Seasoned readers of this column will be aware of its author’s dim view of a TfL collaboration with a property giant that is already underway. The massive Earls Court Project, which has seen the closure and demolition of the Earls Court exhibition centre, was conceived from 2007 in partnership with local borough Conservatives and Capital and Counties (Capco) - now another of the 13 “property partners” - and has been heartily supported by Boris Johnson.

The scheme as it has progressed so far exemplifies how to do “regeneration” badly, whether you look at the planning processes, the political priorities or the envisaged outcomes. Some of the latter are now in doubt, including as they relate to another piece of TfL-owned land within the masterplan area, the Lillie Bridge London Underground maintenance depot. But the failings of the project as originally approved include provision of an exceptionally low 11% of additional “affordable” housing in the area - all of it from the less affordable part of the “affordable” spectrum - and a general imbalance between very expensive market sale homes and everything else. An entire neighbourhood is being transformed, and not for the better.

However, Graeme Craig, TfL’s director of commercial development, argues that the three future schemes for which planning applications have already been submitted demonstrate a commitment by TfL to finding good combinations of raising long-term revenue for transport projects and changing the nature of locations so that they do a range of other things that London needs. In the recent past he’s acknowledged that exploiting the financial potential of TfL’s most valuable sites “has to be our top priority” but also stresses that he does not intend to “just stack dormitories on top of our stations and leave it at that. We also need to add to what people can get from our buildings and land. I’m keen for every site to be a mixed use development.”

The Nine Elms proposal would generate funds towards the new Northern Line station serving the Vauxhall-Nine Elms area, one of London’s biggest redevelopment sites.

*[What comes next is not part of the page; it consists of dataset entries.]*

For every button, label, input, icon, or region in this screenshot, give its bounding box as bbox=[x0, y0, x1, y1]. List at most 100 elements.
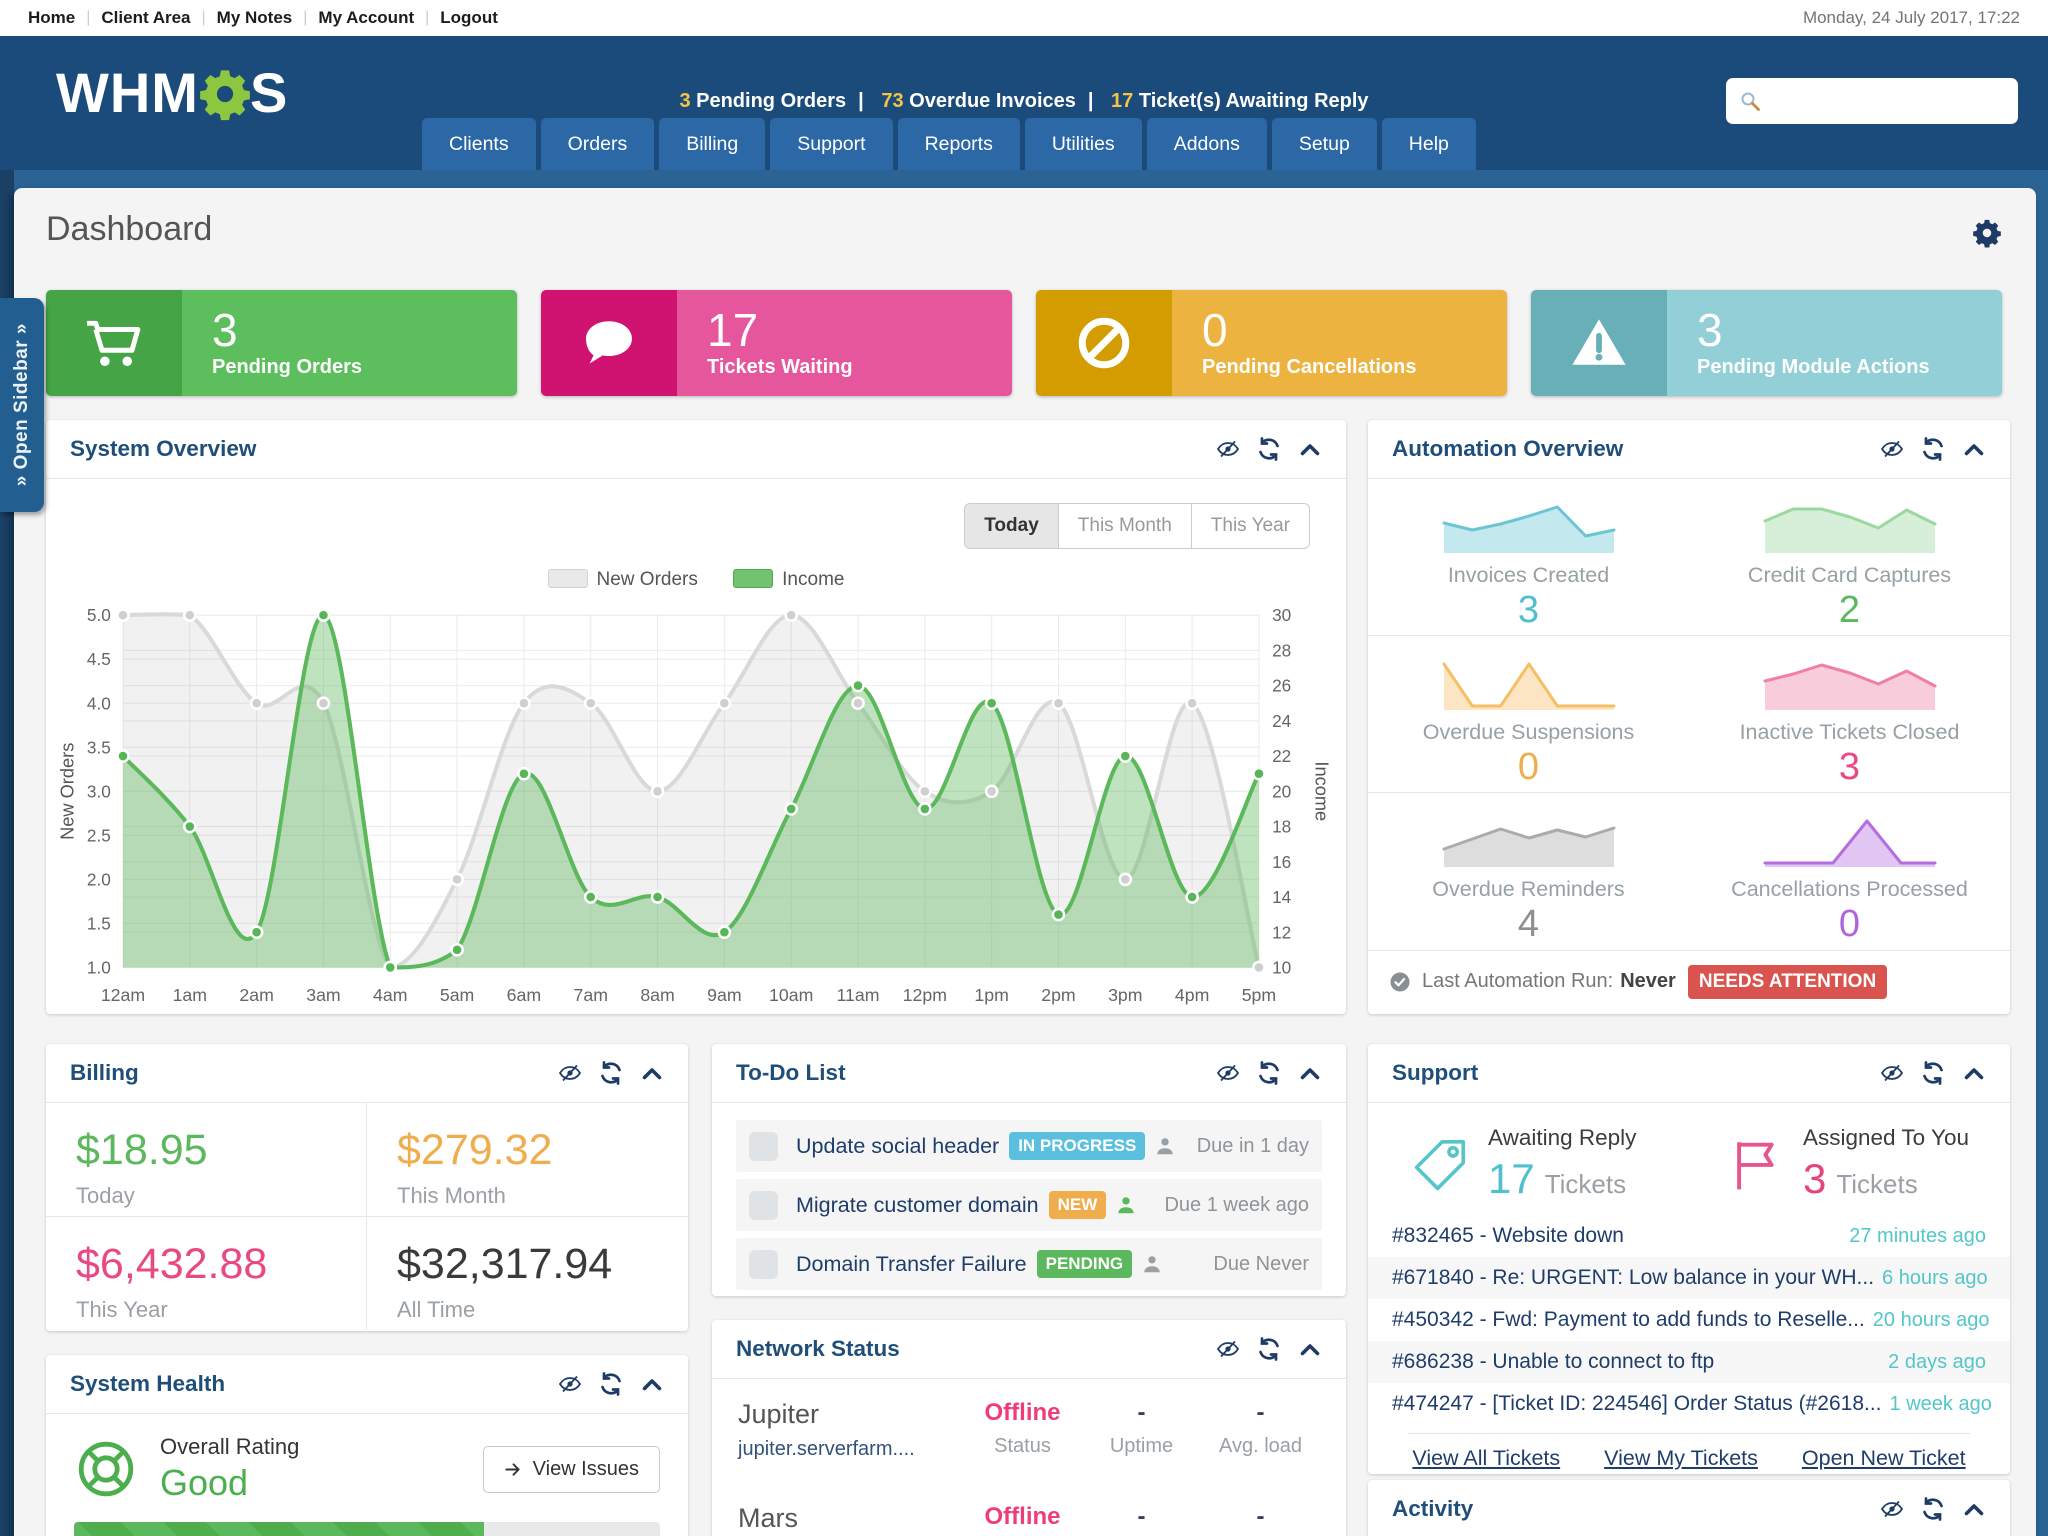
ticket-row[interactable]: #832465 - Website down 27 minutes ago bbox=[1368, 1215, 2010, 1257]
stat-pending-module-actions[interactable]: 3 Pending Module Actions bbox=[1531, 290, 2002, 396]
ticket-row[interactable]: #686238 - Unable to connect to ftp 2 days… bbox=[1368, 1341, 2010, 1383]
link-my-notes[interactable]: My Notes bbox=[217, 8, 293, 28]
billing-amount: $32,317.94 bbox=[397, 1240, 613, 1288]
link-client-area[interactable]: Client Area bbox=[101, 8, 190, 28]
chevron-up-icon[interactable] bbox=[1962, 1497, 1986, 1521]
view-issues-button[interactable]: View Issues bbox=[482, 1445, 660, 1493]
chevron-up-icon[interactable] bbox=[640, 1372, 664, 1396]
refresh-icon[interactable] bbox=[1921, 437, 1945, 461]
svg-text:2.0: 2.0 bbox=[87, 869, 111, 889]
chevron-up-icon[interactable] bbox=[1298, 437, 1322, 461]
panel-title: To-Do List bbox=[736, 1060, 846, 1085]
open-sidebar-tab[interactable]: » Open Sidebar » bbox=[0, 298, 44, 512]
billing-amount: $279.32 bbox=[397, 1126, 553, 1174]
alert-tickets-awaiting[interactable]: 17 Ticket(s) Awaiting Reply bbox=[1111, 90, 1369, 112]
nav-billing[interactable]: Billing bbox=[659, 118, 766, 170]
eye-slash-icon[interactable] bbox=[1880, 1497, 1904, 1521]
eye-slash-icon[interactable] bbox=[558, 1061, 582, 1085]
svg-text:26: 26 bbox=[1272, 676, 1291, 696]
range-this-month-button[interactable]: This Month bbox=[1057, 504, 1191, 548]
todo-item[interactable]: Migrate customer domain NEW Due 1 week a… bbox=[736, 1179, 1322, 1231]
refresh-icon[interactable] bbox=[1921, 1061, 1945, 1085]
todo-due: Due in 1 day bbox=[1196, 1134, 1309, 1157]
ticket-row[interactable]: #450342 - Fwd: Payment to add funds to R… bbox=[1368, 1299, 2010, 1341]
search-box[interactable] bbox=[1726, 78, 2018, 124]
eye-slash-icon[interactable] bbox=[1216, 1061, 1240, 1085]
stat-pending-orders[interactable]: 3 Pending Orders bbox=[46, 290, 517, 396]
nav-setup[interactable]: Setup bbox=[1271, 118, 1377, 170]
stat-tickets-waiting[interactable]: 17 Tickets Waiting bbox=[541, 290, 1012, 396]
nav-orders[interactable]: Orders bbox=[540, 118, 655, 170]
eye-slash-icon[interactable] bbox=[1880, 437, 1904, 461]
nav-addons[interactable]: Addons bbox=[1146, 118, 1267, 170]
nav-utilities[interactable]: Utilities bbox=[1024, 118, 1142, 170]
ticket-list: #832465 - Website down 27 minutes ago #67… bbox=[1368, 1215, 2010, 1425]
search-input[interactable] bbox=[1770, 89, 2006, 113]
chevron-up-icon[interactable] bbox=[1962, 1061, 1986, 1085]
nav-reports[interactable]: Reports bbox=[897, 118, 1020, 170]
ticket-time: 20 hours ago bbox=[1872, 1308, 1990, 1331]
view-my-tickets-link[interactable]: View My Tickets bbox=[1604, 1446, 1758, 1471]
chevron-up-icon[interactable] bbox=[1298, 1061, 1322, 1085]
server-row-jupiter[interactable]: Jupiter jupiter.serverfarm.... Offline St… bbox=[712, 1379, 1346, 1483]
stat-label: Tickets Waiting bbox=[707, 356, 853, 379]
health-progress-fill bbox=[74, 1522, 485, 1536]
chevron-up-icon[interactable] bbox=[1298, 1337, 1322, 1361]
refresh-icon[interactable] bbox=[599, 1372, 623, 1396]
server-row-mars[interactable]: Mars OfflineStatus -Uptime -Avg. load bbox=[712, 1483, 1346, 1536]
main-nav: Clients Orders Billing Support Reports U… bbox=[422, 118, 1476, 170]
todo-item[interactable]: Update social header IN PROGRESS Due in … bbox=[736, 1120, 1322, 1172]
chevron-up-icon[interactable] bbox=[640, 1061, 664, 1085]
refresh-icon[interactable] bbox=[599, 1061, 623, 1085]
server-uptime: - bbox=[1137, 1503, 1146, 1530]
chat-icon bbox=[580, 314, 638, 372]
server-name: Mars bbox=[738, 1503, 798, 1533]
range-today-button[interactable]: Today bbox=[965, 504, 1058, 548]
eye-slash-icon[interactable] bbox=[1216, 437, 1240, 461]
todo-checkbox[interactable] bbox=[749, 1131, 778, 1161]
ticket-row[interactable]: #474247 - [Ticket ID: 224546] Order Stat… bbox=[1368, 1383, 2010, 1425]
ban-icon bbox=[1075, 314, 1133, 372]
refresh-icon[interactable] bbox=[1921, 1497, 1945, 1521]
link-my-account[interactable]: My Account bbox=[318, 8, 414, 28]
todo-item[interactable]: Domain Transfer Failure PENDING Due Neve… bbox=[736, 1238, 1322, 1290]
svg-text:2am: 2am bbox=[239, 985, 273, 1005]
link-home[interactable]: Home bbox=[28, 8, 75, 28]
alert-pending-orders[interactable]: 3 Pending Orders bbox=[679, 90, 875, 112]
nav-help[interactable]: Help bbox=[1381, 118, 1476, 170]
todo-checkbox[interactable] bbox=[749, 1190, 778, 1220]
svg-text:3pm: 3pm bbox=[1108, 985, 1142, 1005]
nav-support[interactable]: Support bbox=[770, 118, 893, 170]
alert-overdue-invoices[interactable]: 73 Overdue Invoices bbox=[881, 90, 1105, 112]
svg-text:3.0: 3.0 bbox=[87, 781, 111, 801]
system-overview-chart[interactable]: 1.0 1.5 2.0 2.5 3.0 3.5 4.0 4.5 5.0 10 12 14 16 18 20 2… bbox=[58, 605, 1330, 1012]
link-logout[interactable]: Logout bbox=[440, 8, 498, 28]
eye-slash-icon[interactable] bbox=[558, 1372, 582, 1396]
svg-text:Income: Income bbox=[1312, 761, 1330, 821]
stat-pending-cancellations[interactable]: 0 Pending Cancellations bbox=[1036, 290, 1507, 396]
stat-value: 0 bbox=[1202, 303, 1228, 356]
refresh-icon[interactable] bbox=[1257, 1061, 1281, 1085]
svg-text:12am: 12am bbox=[101, 985, 145, 1005]
view-all-tickets-link[interactable]: View All Tickets bbox=[1412, 1446, 1560, 1471]
svg-text:1am: 1am bbox=[173, 985, 207, 1005]
automation-cell-invoices-created: Invoices Created 3 bbox=[1368, 479, 1689, 636]
ticket-row[interactable]: #671840 - Re: URGENT: Low balance in you… bbox=[1368, 1257, 2010, 1299]
dashboard-settings-gear-icon[interactable] bbox=[1972, 218, 2002, 248]
range-this-year-button[interactable]: This Year bbox=[1190, 504, 1309, 548]
eye-slash-icon[interactable] bbox=[1880, 1061, 1904, 1085]
refresh-icon[interactable] bbox=[1257, 1337, 1281, 1361]
open-new-ticket-link[interactable]: Open New Ticket bbox=[1802, 1446, 1966, 1471]
needs-attention-badge[interactable]: NEEDS ATTENTION bbox=[1687, 964, 1888, 999]
todo-checkbox[interactable] bbox=[749, 1249, 778, 1279]
eye-slash-icon[interactable] bbox=[1216, 1337, 1240, 1361]
support-stat-label: Awaiting Reply bbox=[1488, 1125, 1637, 1150]
chevron-up-icon[interactable] bbox=[1962, 437, 1986, 461]
legend-label: New Orders bbox=[596, 569, 698, 590]
server-name: Jupiter bbox=[738, 1399, 820, 1429]
todo-task-title: Update social header bbox=[796, 1133, 1000, 1158]
nav-clients[interactable]: Clients bbox=[422, 118, 536, 170]
svg-text:3am: 3am bbox=[306, 985, 340, 1005]
refresh-icon[interactable] bbox=[1257, 437, 1281, 461]
billing-grid: $18.95 Today $279.32 This Month $6,432.8… bbox=[46, 1103, 688, 1330]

There would be 332 dwellings built, of which 25% would be “affordable”. That’s not a big percentage, but expensive market homes make bigger profits and new Tube stations don’t come cheap. In line with Craig’s “mixed use” principle, the scheme would also include 5,332 square metres of office space and 612 square metres of retail plus some public realm provision.

At Parsons Green, the “affordable” housing percentage envisaged is 40% of 119 homes in a development which would also enable the opening of three railway arches for light industrial commercial use. TfL says its plan, which has been set before Hammersmith and Fulham Council, would create 300 new jobs. There is, however, opposition from the Green Party and some of the small businesses currently using buildings there. It’s an interesting case study, to which I shall return.

The 13 property partners have been chosen substantially on the basis that they have the financial and technical resources to deliver complex schemes. Assurances were given at Wednesday’s TfL board meeting that they won’t necessarily be the only companies TfL will tie up with and will be required to vie with each other in “mini-competitions” to get the work on individual sites. Craig repeats that the marking system will put “quality” criteria over “value” by a 60/40 ratio.

Another factor that will influence how TfL’s property venture evolves is, of course, the attitude towards it of the next mayor. Both Zac Goldsmith and Sadiq Khan have spoken frequently about the importance of making the most of TfL land and each will have - or ought to have - their own clear ideas about what exactly that means in terms of revenue streams, infrastructure, affordable housing, community life and so on. “Everything is moving,” Craig acknowledges, and underlines that how TfL’s property operation unfolds in the future will need to be in conformity with whatever Mayor Johnson’s successor does with the London Plan. More on that to come as the mayoral contest intensifies. Yes indeed.